优化器-模型一致性现象：发现并系统验证了在 SFT 阶段使用与预训练相同的优化器进行全量微调可获得最佳的学习-遗忘权衡（遗忘更少但学习相同甚至更好），甚至优于 LoRA。
理论解释：证明优化器通过对激活施加正则化效应来塑造模型，在预训练检查点周围形成不同的损失景观；SFT 权重更新需要遵循特定结构以降低遗忘，而使用相同优化器恰好能提供这种结构。
Muon vs AdamW 案例研究：发现 Muon 在预训练中通常优于 AdamW，但在数学推理等推理任务上微调后表现反而更差，可能源于 Muon 强烈的死记硬背倾向损害了少量数据下的模式获取。
合成实验验证：通过合成语言建模实验证明了 Muon 倾向于记忆而非学习模式的假说。

方法概述

论文采用完整的预训练-微调流水线：使用 GPT-2-small 在 OpenWebText 上预训练，然后在 MetaMathQA（数学）、Alpaca（指令遵循）、Magicoder（编码）三个下游任务上进行 SFT。
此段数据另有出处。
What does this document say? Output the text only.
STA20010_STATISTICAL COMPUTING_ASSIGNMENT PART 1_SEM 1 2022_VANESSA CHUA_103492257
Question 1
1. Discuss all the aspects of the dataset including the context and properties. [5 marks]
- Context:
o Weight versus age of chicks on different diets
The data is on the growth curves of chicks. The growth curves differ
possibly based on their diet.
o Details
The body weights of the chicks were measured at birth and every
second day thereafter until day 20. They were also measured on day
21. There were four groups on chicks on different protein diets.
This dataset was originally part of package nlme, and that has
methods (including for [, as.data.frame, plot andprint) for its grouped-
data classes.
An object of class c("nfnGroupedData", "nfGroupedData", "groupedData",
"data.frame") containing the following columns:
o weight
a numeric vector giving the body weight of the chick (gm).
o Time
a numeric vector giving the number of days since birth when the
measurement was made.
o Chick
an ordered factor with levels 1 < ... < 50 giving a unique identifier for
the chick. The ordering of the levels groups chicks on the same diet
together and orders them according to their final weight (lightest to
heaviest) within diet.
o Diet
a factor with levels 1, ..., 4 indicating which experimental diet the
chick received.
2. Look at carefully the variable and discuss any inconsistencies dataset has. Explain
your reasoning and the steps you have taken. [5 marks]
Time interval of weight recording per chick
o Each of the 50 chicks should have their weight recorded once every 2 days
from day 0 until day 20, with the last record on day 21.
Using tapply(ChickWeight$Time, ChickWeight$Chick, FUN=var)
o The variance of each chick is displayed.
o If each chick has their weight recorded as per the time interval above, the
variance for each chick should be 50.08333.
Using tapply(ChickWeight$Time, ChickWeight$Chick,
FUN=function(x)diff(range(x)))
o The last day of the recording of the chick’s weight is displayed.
对 Llama-2-7B 进行全量微调与 LoRA 的对比。通过绘制帕累托前沿（x 轴为遗忘度量，y 轴为学习度量）来比较不同优化器（AdamW、Muon、SGD）和 LoRA 变体（r=16/64/256）的学习-遗忘权衡。

实验结果

在所有下游任务和预训练骨架组合中，使用与预训练相同优化器的全量微调始终位于帕累托前沿的最优位置。
GPT-2 预训练中 Muon 的验证损失（OpenWebText 2.974）优于 AdamW（3.010），但在 MetaMathQA 微调后 Muon 的表现反而不如 AdamW。
全量微调经过学习率搜索后，在学习和遗忘两个维度上均可超越 LoRA（包括 r=256）。
SGD 在下游任务上表现合理但遗忘显著更多。

局限性与注意点

实验主要在中等规模模型（GPT-2、Llama-2-7B）上进行，大模型（70B+）的一致性现象需进一步验证。
理论解释基于简化假设，实际深度学习中的非凸优化更复杂。
Muon 的”记忆优于模式学习”假说仅通过合成实验支持，在真实场景中的机制可能更复杂。
未探讨优化器超参（如 β1、β2、权重衰减）对一致性的影响。